A U.S. judge in Alexandria handed down life sentences yesterday to two men convicted of breaking into Lorton prison and murdering an inmate there May 23.
Edward Ford, 32, of Alexandria and Germain P. Stoddard, 24 of Northwest Washington both received the maximum sentence for the apparently drug-related slaying of convicted heroin dealer Douglas M. Boney.
Ford, identified by prosecution witnesses as the man who chased Boney out of a minimum-security dormitory at the prison and shot him twice with a .38-caliberl revolver, was ordered to spend at least 10 years in prison before becoming eligible for parole. Judge Robert R. Merhige sentenced Ford to 15 years on a second count of conspiracy, but allowed that sentence to run consecutively with the first.
For his role in the daring early-morning raid, Stoddard received a suspended 15-year sentence on the conspiracy count and will become eligible for parole immediately on the murder charge.Merhige ordered that upon leaving prison Stoddard be placed on 5-year probation.
Both men had pleaded innocent to the charges and told Merhige yesterday they plan to appeal the verdict. "I'm innocent, and I'm going to keep on saying I'm innocent," Stoddard told the judge. "I could have proved I'm innocent if I took that [witness] stand."
Stoddard and Ford were convicted largely on the testimony of the government's star witness, John Elbert Landon. The 30-year-old Landon, who was arrested the day of the slaying along with Stoddard, entered a plea bargain arrangement with the government on charges of assault with intent to murder. He testified that he participated in the alleged scheme because he owed Ford $1,000 and Ford had threatened to kill him and his wife unless Landon joined the murder plot.

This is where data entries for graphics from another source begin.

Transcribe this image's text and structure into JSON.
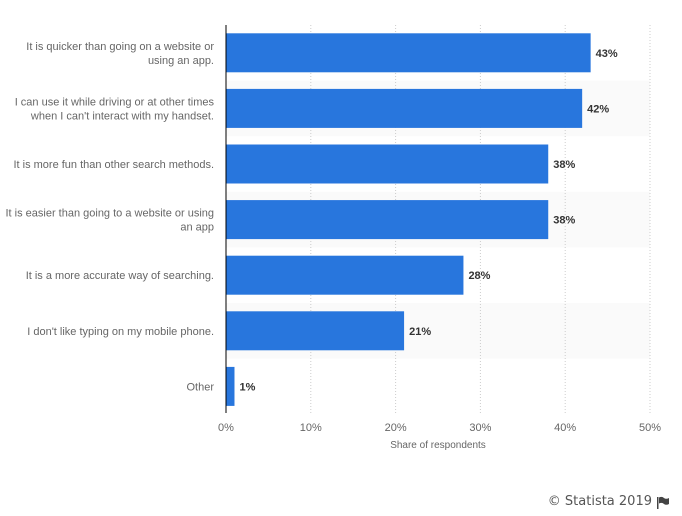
{
  "chart_data": {
    "type": "bar",
    "orientation": "horizontal",
    "categories": [
      [
        "It is quicker than going on a website or",
        "using an app."
      ],
      [
        "I can use it while driving or at other times",
        "when I can't interact with my handset."
      ],
      [
        "It is more fun than other search methods."
      ],
      [
        "It is easier than going to a website or using",
        "an app"
      ],
      [
        "It is a more accurate way of searching."
      ],
      [
        "I don't like typing on my mobile phone."
      ],
      [
        "Other"
      ]
    ],
    "values": [
      43,
      42,
      38,
      38,
      28,
      21,
      1
    ],
    "data_labels": [
      "43%",
      "42%",
      "38%",
      "38%",
      "28%",
      "21%",
      "1%"
    ],
    "xlim": [
      0,
      50
    ],
    "xticks": [
      0,
      10,
      20,
      30,
      40,
      50
    ],
    "xtick_labels": [
      "0%",
      "10%",
      "20%",
      "30%",
      "40%",
      "50%"
    ],
    "xlabel": "Share of respondents",
    "grid": "vertical dotted",
    "bar_color": "#2876dd"
  },
  "credit": "© Statista 2019",
  "credit_icon": "flag-icon"
}
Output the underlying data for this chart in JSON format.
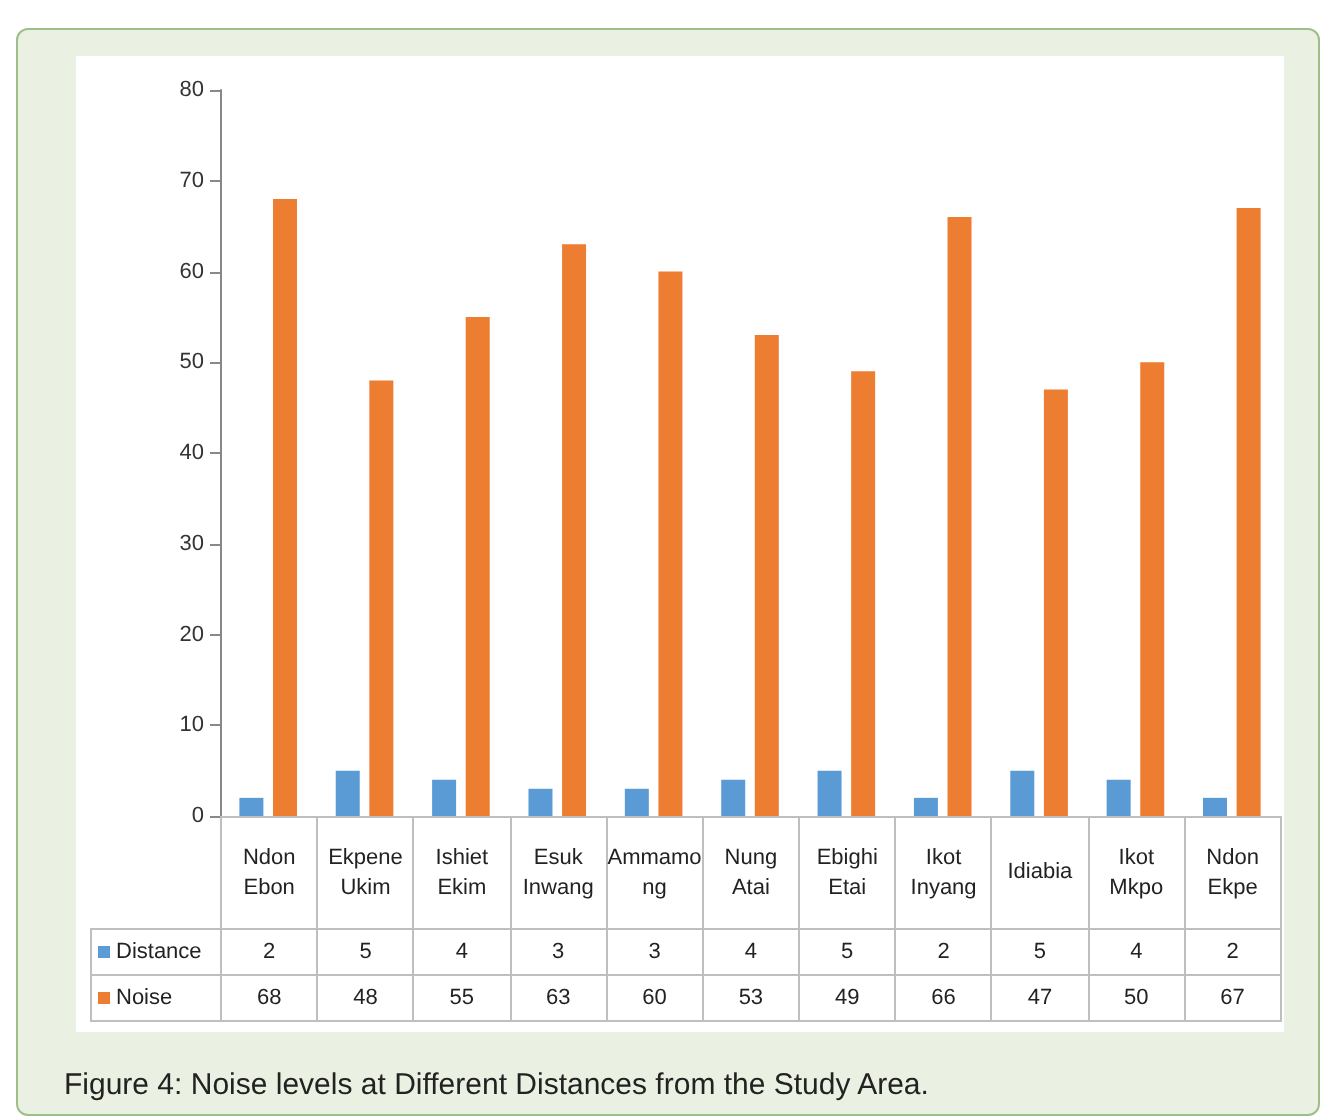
{
  "chart_data": {
    "type": "bar",
    "categories": [
      "Ndon Ebon",
      "Ekpene Ukim",
      "Ishiet Ekim",
      "Esuk Inwang",
      "Ammamong",
      "Nung Atai",
      "Ebighi Etai",
      "Ikot Inyang",
      "Idiabia",
      "Ikot Mkpo",
      "Ndon Ekpe"
    ],
    "series": [
      {
        "name": "Distance",
        "color": "#5b9bd5",
        "values": [
          2,
          5,
          4,
          3,
          3,
          4,
          5,
          2,
          5,
          4,
          2
        ]
      },
      {
        "name": "Noise",
        "color": "#ed7d31",
        "values": [
          68,
          48,
          55,
          63,
          60,
          53,
          49,
          66,
          47,
          50,
          67
        ]
      }
    ],
    "ylim": [
      0,
      80
    ],
    "yticks": [
      0,
      10,
      20,
      30,
      40,
      50,
      60,
      70,
      80
    ],
    "data_labels": true,
    "legend": "bottom left",
    "annotations": [
      "Figure 4: Noise levels at Different Distances from the Study Area."
    ]
  }
}
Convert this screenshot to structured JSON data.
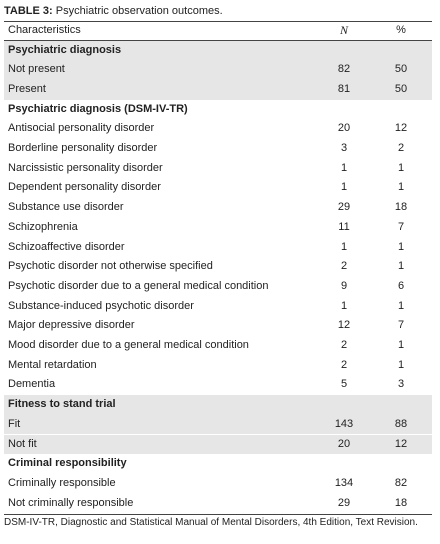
{
  "caption": {
    "label": "TABLE 3:",
    "text": "Psychiatric observation outcomes."
  },
  "header": [
    "Characteristics",
    "N",
    "%"
  ],
  "sections": [
    {
      "title": "Psychiatric diagnosis",
      "rows": [
        [
          "Not present",
          82,
          50
        ],
        [
          "Present",
          81,
          50
        ]
      ]
    },
    {
      "title": "Psychiatric diagnosis (DSM-IV-TR)",
      "rows": [
        [
          "Antisocial personality disorder",
          20,
          12
        ],
        [
          "Borderline personality disorder",
          3,
          2
        ],
        [
          "Narcissistic personality disorder",
          1,
          1
        ],
        [
          "Dependent personality disorder",
          1,
          1
        ],
        [
          "Substance use disorder",
          29,
          18
        ],
        [
          "Schizophrenia",
          11,
          7
        ],
        [
          "Schizoaffective disorder",
          1,
          1
        ],
        [
          "Psychotic disorder not otherwise specified",
          2,
          1
        ],
        [
          "Psychotic disorder due to a general medical condition",
          9,
          6
        ],
        [
          "Substance-induced psychotic disorder",
          1,
          1
        ],
        [
          "Major depressive disorder",
          12,
          7
        ],
        [
          "Mood disorder due to a general medical condition",
          2,
          1
        ],
        [
          "Mental retardation",
          2,
          1
        ],
        [
          "Dementia",
          5,
          3
        ]
      ]
    },
    {
      "title": "Fitness to stand trial",
      "rows": [
        [
          "Fit",
          143,
          88
        ],
        [
          "Not fit",
          20,
          12
        ]
      ]
    },
    {
      "title": "Criminal responsibility",
      "rows": [
        [
          "Criminally responsible",
          134,
          82
        ],
        [
          "Not criminally responsible",
          29,
          18
        ]
      ]
    }
  ],
  "footnote": "DSM-IV-TR, Diagnostic and Statistical Manual of Mental Disorders, 4th Edition, Text Revision."
}
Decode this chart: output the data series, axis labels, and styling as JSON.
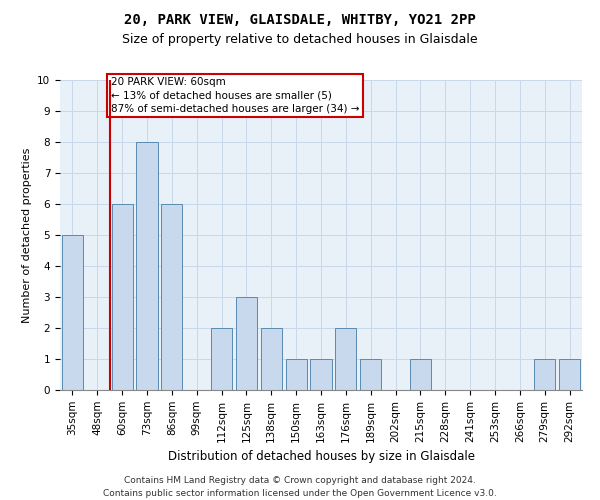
{
  "title": "20, PARK VIEW, GLAISDALE, WHITBY, YO21 2PP",
  "subtitle": "Size of property relative to detached houses in Glaisdale",
  "xlabel": "Distribution of detached houses by size in Glaisdale",
  "ylabel": "Number of detached properties",
  "categories": [
    "35sqm",
    "48sqm",
    "60sqm",
    "73sqm",
    "86sqm",
    "99sqm",
    "112sqm",
    "125sqm",
    "138sqm",
    "150sqm",
    "163sqm",
    "176sqm",
    "189sqm",
    "202sqm",
    "215sqm",
    "228sqm",
    "241sqm",
    "253sqm",
    "266sqm",
    "279sqm",
    "292sqm"
  ],
  "values": [
    5,
    0,
    6,
    8,
    6,
    0,
    2,
    3,
    2,
    1,
    1,
    2,
    1,
    0,
    1,
    0,
    0,
    0,
    0,
    1,
    1
  ],
  "bar_color": "#c8d9ed",
  "bar_edge_color": "#5a8ab0",
  "annotation_text": "20 PARK VIEW: 60sqm\n← 13% of detached houses are smaller (5)\n87% of semi-detached houses are larger (34) →",
  "annotation_box_color": "#ffffff",
  "annotation_box_edge": "#cc0000",
  "ylim": [
    0,
    10
  ],
  "yticks": [
    0,
    1,
    2,
    3,
    4,
    5,
    6,
    7,
    8,
    9,
    10
  ],
  "footnote": "Contains HM Land Registry data © Crown copyright and database right 2024.\nContains public sector information licensed under the Open Government Licence v3.0.",
  "grid_color": "#c8d8ea",
  "bg_color": "#e8f0f8",
  "red_line_color": "#cc0000",
  "title_fontsize": 10,
  "subtitle_fontsize": 9,
  "xlabel_fontsize": 8.5,
  "ylabel_fontsize": 8,
  "tick_fontsize": 7.5,
  "annot_fontsize": 7.5,
  "footnote_fontsize": 6.5
}
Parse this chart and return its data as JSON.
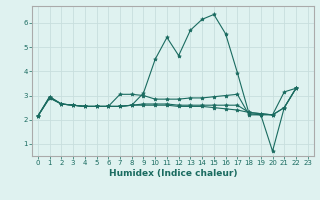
{
  "title": "",
  "xlabel": "Humidex (Indice chaleur)",
  "xlim": [
    -0.5,
    23.5
  ],
  "ylim": [
    0.5,
    6.7
  ],
  "yticks": [
    1,
    2,
    3,
    4,
    5,
    6
  ],
  "xticks": [
    0,
    1,
    2,
    3,
    4,
    5,
    6,
    7,
    8,
    9,
    10,
    11,
    12,
    13,
    14,
    15,
    16,
    17,
    18,
    19,
    20,
    21,
    22,
    23
  ],
  "bg_color": "#dff2f0",
  "grid_color": "#c8dedd",
  "line_color": "#1a6b60",
  "lines": [
    [
      2.15,
      2.95,
      2.65,
      2.6,
      2.55,
      2.55,
      2.55,
      2.55,
      2.6,
      3.1,
      4.5,
      5.4,
      4.65,
      5.7,
      6.15,
      6.35,
      5.55,
      3.95,
      2.25,
      2.2,
      0.7,
      2.5,
      3.3
    ],
    [
      2.15,
      2.95,
      2.65,
      2.6,
      2.55,
      2.55,
      2.55,
      3.05,
      3.05,
      3.0,
      2.85,
      2.85,
      2.85,
      2.9,
      2.9,
      2.95,
      3.0,
      3.05,
      2.2,
      2.2,
      2.2,
      3.15,
      3.3
    ],
    [
      2.15,
      2.9,
      2.65,
      2.6,
      2.55,
      2.55,
      2.55,
      2.55,
      2.6,
      2.6,
      2.6,
      2.6,
      2.55,
      2.55,
      2.55,
      2.5,
      2.45,
      2.4,
      2.3,
      2.25,
      2.2,
      2.5,
      3.3
    ],
    [
      2.15,
      2.9,
      2.65,
      2.6,
      2.55,
      2.55,
      2.55,
      2.55,
      2.6,
      2.65,
      2.65,
      2.65,
      2.6,
      2.6,
      2.6,
      2.6,
      2.6,
      2.6,
      2.3,
      2.25,
      2.2,
      2.5,
      3.3
    ]
  ],
  "x": [
    0,
    1,
    2,
    3,
    4,
    5,
    6,
    7,
    8,
    9,
    10,
    11,
    12,
    13,
    14,
    15,
    16,
    17,
    18,
    19,
    20,
    21,
    22
  ],
  "figsize": [
    3.2,
    2.0
  ],
  "dpi": 100
}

Landon testified that he, Stoddart, Ford and two other men -- who have been identified only by nicknames and remain at large -- entered the prison to kill both Boney and a second inmate serving a drug-related sentence, John D. Irby. Landon said he saw Ford gun down Boney, then stand over the victim and say, "You're a gangster. Now die like a gangster."
In a 15-minute oration prior to sentencing yesterday, Ford called Landon a "habitual, pathological and chronic liar." Dressed in a two-tone double-breasted brown suit, Ford waved his arms, pounded the lectern with his fist and filled the courtroom with a booming baritone.
"I had no reason to kill that man," Ford said. "How was I going to get my money if I killed him? The government misrepresented the facts at this trial and made me look either stupid or crazy, of which I'm neither.
"I know you got to have your plea bargain," Ford said. "But when you plea bargain, you ought to deal with the truth."